Moradores de Estância Velha que receberam cobranças indevidas na conta de água terão direito a ressarcimento. A decisão foi tomada após uma reunião entre a Prefeitura e a Agência Reguladora Intermunicipal de Saneamento (Agesan-RS), órgão responsável por fiscalizar os serviços da Companhia Riograndense de Saneamento (Corsan), na última semana, no gabinete do prefeito Diego Francisco.

Foto: Robson Nunes (Decom/PMEV)
Na ocasião, também foram discutidos os frequentes desabastecimentos na cidade. Além do reembolso, a companhia deverá prestar esclarecimentos sobre a qualidade do serviço. Também participaram da reunião, o secretário de Obras e Serviços Urbanos, Deivid Aguiar, o diretor geral da Agesan, Demétrius Gonzalez, e o diretor de Normatização, Vagner Mancio.
Com o retorno da Ouvidoria Itinerante da Agesan em Estância Velha, somente no mês de janeiro, o projeto visitou a cidade em três ocasiões, registrando a insatisfação de mais de 70 pessoas. As principais reclamações registradas entre os consumidores envolvem cobranças de taxas por serviços que ainda não foram plenamente implementados, como o tratamento de esgoto, e seguidas interrupções no abastecimento.

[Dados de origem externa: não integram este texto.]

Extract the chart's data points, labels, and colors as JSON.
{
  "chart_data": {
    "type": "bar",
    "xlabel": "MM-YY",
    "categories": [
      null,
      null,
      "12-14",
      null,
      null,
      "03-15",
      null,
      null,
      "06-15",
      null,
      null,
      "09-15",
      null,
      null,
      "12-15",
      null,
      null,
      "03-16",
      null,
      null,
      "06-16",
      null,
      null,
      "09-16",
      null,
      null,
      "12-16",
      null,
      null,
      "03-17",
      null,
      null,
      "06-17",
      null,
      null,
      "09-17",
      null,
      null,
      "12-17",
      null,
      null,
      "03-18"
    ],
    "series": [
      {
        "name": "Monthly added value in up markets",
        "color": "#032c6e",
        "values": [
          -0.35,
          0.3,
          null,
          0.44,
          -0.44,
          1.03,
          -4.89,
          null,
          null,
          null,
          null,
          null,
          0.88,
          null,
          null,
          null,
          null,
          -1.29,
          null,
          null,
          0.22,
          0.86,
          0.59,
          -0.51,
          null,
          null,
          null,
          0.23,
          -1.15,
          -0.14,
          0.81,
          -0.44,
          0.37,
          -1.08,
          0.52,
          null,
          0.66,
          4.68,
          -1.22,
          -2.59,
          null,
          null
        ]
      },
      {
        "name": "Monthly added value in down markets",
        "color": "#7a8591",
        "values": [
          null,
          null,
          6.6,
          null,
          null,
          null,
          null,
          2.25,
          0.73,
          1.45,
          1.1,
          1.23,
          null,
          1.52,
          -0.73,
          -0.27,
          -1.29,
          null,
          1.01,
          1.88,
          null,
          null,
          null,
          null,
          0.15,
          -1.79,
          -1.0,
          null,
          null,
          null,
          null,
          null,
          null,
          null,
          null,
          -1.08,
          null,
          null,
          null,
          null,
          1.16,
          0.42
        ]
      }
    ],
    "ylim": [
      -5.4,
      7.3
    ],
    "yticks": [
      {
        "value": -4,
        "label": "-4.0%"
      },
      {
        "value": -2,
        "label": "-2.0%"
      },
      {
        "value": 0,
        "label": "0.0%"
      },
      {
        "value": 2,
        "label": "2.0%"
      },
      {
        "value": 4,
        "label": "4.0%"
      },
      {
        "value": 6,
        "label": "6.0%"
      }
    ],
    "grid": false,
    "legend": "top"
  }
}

Segundo a Prefeitura, há também relatos de períodos em que a água chega suja às torneiras. Os bairros mais afetados são Nova Estância, Lago Azul, Sol Nascente e Rincão dos Ilhéus. Insatisfeitos com a situação, moradores estão organizando um abaixo-assinado que deverá ser encaminhado ao Ministério Público.
“Estamos novamente buscando o apoio da Agesan para que Estância Velha seja mais bem atendida. Estamos todos os dias recebendo reclamações de cobranças indevidas e falta de abastecimento. Nossa comunidade já não suporta mais essa situação”, disse o prefeito Diego.

Foto: Robson Nunes (Decom/PMEV)
População precisa ficar atenta
O diretor geral da Agesan, Demétrius Gonzalez, explicou que a Corsan já possui um sistema de compensação automática para interrupções no abastecimento a partir de uma determinada duração. Durante a reunião, também foi discutida a necessidade de melhorar o planejamento das obras da companhia, garantindo que intervenções sejam informadas previamente à Prefeitura, devidamente sinalizadas e que as vias sejam reparadas adequadamente após as escavações.
Outra questão abordada foi a obrigatoriedade da população de se conectar à rede de esgoto. “Há uma necessidade da população ficar atenta. Existe uma obrigatoriedade federal e a cobrança da disponibilidade, que é um tipo uma multa, é um valor a mais para aqueles que não se conectarem. E aí vimos a necessidade de fazer uma conscientização”, disse Gonzalez.
Para incentivar essa adesão, a Corsan deve lançar um programa de educação ambiental ainda nesta semana. “Por último, falamos sobre a necessidade de alguns reembolsos por parte da Corsan, em virtude de o esgotamento sanitário não estar sendo tratado, mas sim apenas coletado pela Corsan”, acrescenta o diretor da Agesan.
Municipalização
No início do ano, o prefeito Diego Francisco informou que foram 333 registros de desabastecimentos em 10 meses na cidade, em 2024. “Isso dá em média uma ocorrência por dia”, disse na época. Por conta disso, o chefe do executivo estanciense chegou a falar que buscaria a Comusa Serviços de Água e Esgoto, de Novo Hamburgo, e a Águas de Ivoti, para entender o processo de municipalização do serviço de abastecimento como um “plano B”. Agora, no entanto, a prefeitura informou que não houve avanços nessa ideia.
Falando em Comusa, no sábado (8), a autarquia emitiu um alerta para risco de desabastecimento em Novo Hamburgo devido a um vazamento e ao alto consumo ainda com a onda de calor. No entanto, com o conserto realizado e a chuva de domingo (9), o risco deixou de existir. “O nível atual do Rio dos Sinos é de 3,55 metros nesta segunda-feira (10) e está mantida a vazão de 680/690 litros por segundo. Com a diminuição da temperatura teremos consumo menor”, informa a Comusa.